Chinatown was a neighborhood in the city of Newark in Essex County, in the U.S. state of New Jersey. It was an ethnic enclave with a large percentage of Chinese immigrants, centered along Mulberry Street from 1875 and remaining on some scale for nearly one hundred years.

==Description ==
The center of the neighborhood was directly east of the Government Center neighborhood, in the area of Mulberry Street between Elm and Lafayette. The first Chinese in Newark came from the community in neighboring Belleville, home of the East Coast's first Chinese community. The first Chinese businesses appeared in Newark in the second half of the 19th century and in the early part of the 20th century. By the 1920s, the small area had a Chinese population of over 3000.

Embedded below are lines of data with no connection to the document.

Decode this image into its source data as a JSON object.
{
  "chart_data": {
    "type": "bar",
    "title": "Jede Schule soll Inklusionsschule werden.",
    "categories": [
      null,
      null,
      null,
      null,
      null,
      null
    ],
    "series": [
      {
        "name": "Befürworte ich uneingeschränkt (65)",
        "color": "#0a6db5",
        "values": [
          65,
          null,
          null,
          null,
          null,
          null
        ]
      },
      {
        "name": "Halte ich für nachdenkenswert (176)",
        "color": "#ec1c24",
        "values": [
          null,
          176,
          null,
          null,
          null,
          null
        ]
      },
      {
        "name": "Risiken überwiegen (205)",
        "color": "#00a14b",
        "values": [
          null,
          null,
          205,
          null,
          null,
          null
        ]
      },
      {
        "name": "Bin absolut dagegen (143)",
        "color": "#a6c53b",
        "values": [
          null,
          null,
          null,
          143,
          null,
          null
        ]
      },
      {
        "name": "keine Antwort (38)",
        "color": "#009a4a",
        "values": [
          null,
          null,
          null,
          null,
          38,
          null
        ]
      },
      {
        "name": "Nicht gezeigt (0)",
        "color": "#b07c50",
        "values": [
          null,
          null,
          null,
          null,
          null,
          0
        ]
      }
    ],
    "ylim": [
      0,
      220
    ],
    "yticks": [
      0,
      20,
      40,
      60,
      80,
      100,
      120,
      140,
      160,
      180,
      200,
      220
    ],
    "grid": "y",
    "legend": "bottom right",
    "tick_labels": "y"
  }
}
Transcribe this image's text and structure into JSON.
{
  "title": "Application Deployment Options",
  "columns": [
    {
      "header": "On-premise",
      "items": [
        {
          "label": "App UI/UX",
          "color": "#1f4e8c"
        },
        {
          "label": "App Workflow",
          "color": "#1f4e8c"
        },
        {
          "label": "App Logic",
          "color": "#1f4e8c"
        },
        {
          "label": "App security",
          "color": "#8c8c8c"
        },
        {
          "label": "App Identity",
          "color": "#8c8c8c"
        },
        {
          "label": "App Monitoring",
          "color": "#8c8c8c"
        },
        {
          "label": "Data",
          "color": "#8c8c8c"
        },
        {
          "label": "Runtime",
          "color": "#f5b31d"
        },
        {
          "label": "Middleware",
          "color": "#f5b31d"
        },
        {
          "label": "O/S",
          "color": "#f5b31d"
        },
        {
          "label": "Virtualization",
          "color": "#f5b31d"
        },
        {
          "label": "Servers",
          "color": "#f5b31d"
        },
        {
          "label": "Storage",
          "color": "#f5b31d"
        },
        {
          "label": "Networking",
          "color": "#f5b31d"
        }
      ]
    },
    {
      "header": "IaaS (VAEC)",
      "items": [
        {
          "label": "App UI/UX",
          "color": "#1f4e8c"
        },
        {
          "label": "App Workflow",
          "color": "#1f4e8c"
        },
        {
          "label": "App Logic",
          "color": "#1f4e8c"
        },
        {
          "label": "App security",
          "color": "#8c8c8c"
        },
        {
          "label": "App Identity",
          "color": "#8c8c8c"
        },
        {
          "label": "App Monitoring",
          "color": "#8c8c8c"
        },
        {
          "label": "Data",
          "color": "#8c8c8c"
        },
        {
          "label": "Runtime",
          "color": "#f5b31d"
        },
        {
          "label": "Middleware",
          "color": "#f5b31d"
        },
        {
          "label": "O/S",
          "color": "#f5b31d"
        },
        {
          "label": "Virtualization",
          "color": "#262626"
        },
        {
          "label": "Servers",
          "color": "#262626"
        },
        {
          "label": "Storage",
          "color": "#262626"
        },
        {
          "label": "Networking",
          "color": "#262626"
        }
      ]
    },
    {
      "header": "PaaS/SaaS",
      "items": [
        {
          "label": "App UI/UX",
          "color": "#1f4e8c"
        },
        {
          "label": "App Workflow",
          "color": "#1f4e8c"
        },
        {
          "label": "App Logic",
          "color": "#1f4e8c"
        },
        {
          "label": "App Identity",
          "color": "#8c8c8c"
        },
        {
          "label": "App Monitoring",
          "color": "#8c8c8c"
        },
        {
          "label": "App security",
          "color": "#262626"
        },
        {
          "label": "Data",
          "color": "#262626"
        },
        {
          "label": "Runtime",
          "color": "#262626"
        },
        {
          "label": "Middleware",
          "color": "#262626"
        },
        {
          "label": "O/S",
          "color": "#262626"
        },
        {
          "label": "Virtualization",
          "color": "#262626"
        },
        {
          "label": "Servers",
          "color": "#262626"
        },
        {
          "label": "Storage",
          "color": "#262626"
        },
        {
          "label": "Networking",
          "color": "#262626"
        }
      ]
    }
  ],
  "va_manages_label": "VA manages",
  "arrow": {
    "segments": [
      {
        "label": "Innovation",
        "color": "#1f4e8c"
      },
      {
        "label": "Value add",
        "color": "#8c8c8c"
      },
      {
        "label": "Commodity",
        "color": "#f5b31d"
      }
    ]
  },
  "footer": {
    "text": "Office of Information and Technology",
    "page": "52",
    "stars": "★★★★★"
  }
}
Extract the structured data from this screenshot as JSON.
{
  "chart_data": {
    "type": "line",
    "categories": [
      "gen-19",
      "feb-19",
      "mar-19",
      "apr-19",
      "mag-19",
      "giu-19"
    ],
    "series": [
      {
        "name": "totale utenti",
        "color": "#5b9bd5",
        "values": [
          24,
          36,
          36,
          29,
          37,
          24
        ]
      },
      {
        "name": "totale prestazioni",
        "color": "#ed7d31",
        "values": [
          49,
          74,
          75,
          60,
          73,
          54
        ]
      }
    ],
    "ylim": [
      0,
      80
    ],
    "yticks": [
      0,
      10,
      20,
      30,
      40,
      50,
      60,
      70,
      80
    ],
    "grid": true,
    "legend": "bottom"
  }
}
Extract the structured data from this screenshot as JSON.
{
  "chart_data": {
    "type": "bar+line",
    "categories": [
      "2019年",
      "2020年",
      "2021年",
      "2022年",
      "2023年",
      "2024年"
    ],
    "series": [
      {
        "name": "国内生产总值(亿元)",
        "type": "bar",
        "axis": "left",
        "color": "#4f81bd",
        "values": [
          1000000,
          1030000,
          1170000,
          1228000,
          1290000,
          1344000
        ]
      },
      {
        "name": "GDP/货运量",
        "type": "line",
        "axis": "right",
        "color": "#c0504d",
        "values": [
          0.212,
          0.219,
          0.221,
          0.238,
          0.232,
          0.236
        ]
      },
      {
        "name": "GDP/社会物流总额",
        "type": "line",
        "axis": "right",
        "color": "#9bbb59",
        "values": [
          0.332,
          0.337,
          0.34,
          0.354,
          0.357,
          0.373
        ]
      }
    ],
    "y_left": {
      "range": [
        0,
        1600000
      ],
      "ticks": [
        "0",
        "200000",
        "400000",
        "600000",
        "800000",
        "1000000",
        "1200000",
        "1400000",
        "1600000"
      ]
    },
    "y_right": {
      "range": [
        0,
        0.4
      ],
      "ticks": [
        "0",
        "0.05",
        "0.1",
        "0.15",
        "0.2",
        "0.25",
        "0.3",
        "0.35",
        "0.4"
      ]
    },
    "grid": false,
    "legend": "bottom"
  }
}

In 1910, a small lane with housing and shopping was built called Mulberry Arcade, connecting Mulberry Street and Columbia Street between Lafayette and Green Streets. In the 1920s, recurring federal opium raids disrupted the community, causing many to move to more peaceful places.

Gang leader Sai Wing Mock was shot in an attempt on his life in front of his establishment on Mulberry.

Despite an attempt to revive the neighborhood decades later, the Mulberry Arcade (the center of Chinatown) was removed in the 1950s. A 21st century project in the area is called Mulberry Commons.

Today, there is barely any sign that a Chinatown existed in the neighborhood, and only a small Chinese population remains.